The CBO analysis is considered conservative since it only includes numbers for which reliable estimates are available. Thus, innovations such as medication therapy management (MTM) are generally scored as neutral or negative, since the only sure thing is that providers would have to be paid for the services. An article in today’s Washington Post questions the accuracy of the forecast, noting that this estimate contains more uncertainty than most because of the bill’s comprehensive nature.

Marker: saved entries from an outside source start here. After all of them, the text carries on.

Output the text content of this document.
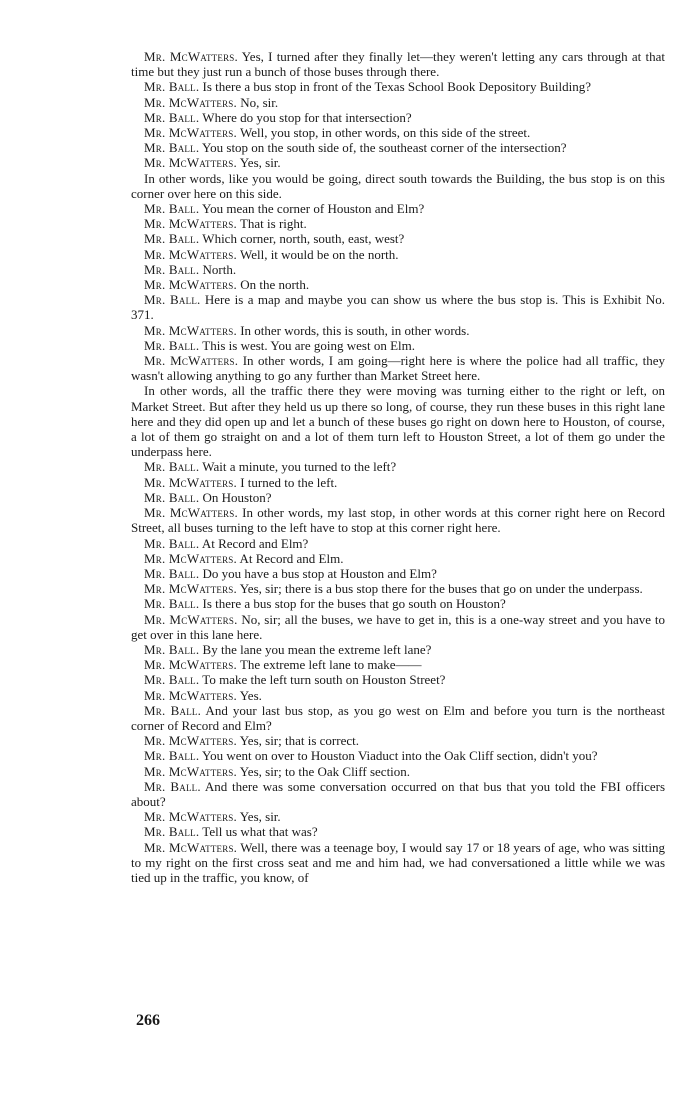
Mr. McWatters. Yes, I turned after they finally let—they weren't letting any cars through at that time but they just run a bunch of those buses through there.

Mr. Ball. Is there a bus stop in front of the Texas School Book Depository Building?

Mr. McWatters. No, sir.

Mr. Ball. Where do you stop for that intersection?

Mr. McWatters. Well, you stop, in other words, on this side of the street.

Mr. Ball. You stop on the south side of, the southeast corner of the intersection?

Mr. McWatters. Yes, sir.

In other words, like you would be going, direct south towards the Building, the bus stop is on this corner over here on this side.

Mr. Ball. You mean the corner of Houston and Elm?

Mr. McWatters. That is right.

Mr. Ball. Which corner, north, south, east, west?

Mr. McWatters. Well, it would be on the north.

Mr. Ball. North.

Mr. McWatters. On the north.

Mr. Ball. Here is a map and maybe you can show us where the bus stop is. This is Exhibit No. 371.

Mr. McWatters. In other words, this is south, in other words.

Mr. Ball. This is west. You are going west on Elm.

Mr. McWatters. In other words, I am going—right here is where the police had all traffic, they wasn't allowing anything to go any further than Market Street here.

In other words, all the traffic there they were moving was turning either to the right or left, on Market Street. But after they held us up there so long, of course, they run these buses in this right lane here and they did open up and let a bunch of these buses go right on down here to Houston, of course, a lot of them go straight on and a lot of them turn left to Houston Street, a lot of them go under the underpass here.

Mr. Ball. Wait a minute, you turned to the left?

Mr. McWatters. I turned to the left.

Mr. Ball. On Houston?

Mr. McWatters. In other words, my last stop, in other words at this corner right here on Record Street, all buses turning to the left have to stop at this corner right here.

Mr. Ball. At Record and Elm?

Mr. McWatters. At Record and Elm.

Mr. Ball. Do you have a bus stop at Houston and Elm?

Mr. McWatters. Yes, sir; there is a bus stop there for the buses that go on under the underpass.

Mr. Ball. Is there a bus stop for the buses that go south on Houston?

Mr. McWatters. No, sir; all the buses, we have to get in, this is a one-way street and you have to get over in this lane here.

Mr. Ball. By the lane you mean the extreme left lane?

Mr. McWatters. The extreme left lane to make——

Mr. Ball. To make the left turn south on Houston Street?

Mr. McWatters. Yes.

Mr. Ball. And your last bus stop, as you go west on Elm and before you turn is the northeast corner of Record and Elm?

Mr. McWatters. Yes, sir; that is correct.

Mr. Ball. You went on over to Houston Viaduct into the Oak Cliff section, didn't you?

Mr. McWatters. Yes, sir; to the Oak Cliff section.

Mr. Ball. And there was some conversation occurred on that bus that you told the FBI officers about?

Mr. McWatters. Yes, sir.

Mr. Ball. Tell us what that was?

Mr. McWatters. Well, there was a teenage boy, I would say 17 or 18 years of age, who was sitting to my right on the first cross seat and me and him had, we had conversationed a little while we was tied up in the traffic, you know, of

266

Included in the legislation are numerous pharmacy-related provisions, including a grants program for medication therapy management sought by APhA and other members of the pharmacy coalition. An adjustment for pharmaceutical pricing based on average manufacturer price, or AMP, is also in the bill.
In the reconciliation package that will go to the Senate for certain “fixes” to the big bill, the AMP formula is tweaked further. Language closing the Medicare Part D prescription drug doughnut hole in increments over the next decade is also in the reconciliation bill. This year, Part D beneficiaries would receive a $250 rebate after they reach the gap in coverage.
If the HCR package is passed by the House, the bill would go to President Obama for his signature. Once that happens, the reconciliation would go to the Senate for its consideration. Some observers think that the public signing for HCR would be of the reconciliation package rather than the main document now before the House.
In addition to the Democrats’ full-court press on the HCR bill that is evident on cable news channels, President Obama held a campaign-style rally in support of HCR this morning at George Mason University, just outside Washington. The House Rules Committee posted a section-by-section analysis of the bill, now titled H.R. 4872, The Health Care & Education Affordability Reconciliation Act of 2010, and the reconciliation language. The House Committee on Energy and Commerce posted an analysis showing the benefits of the bill for each county in the United States.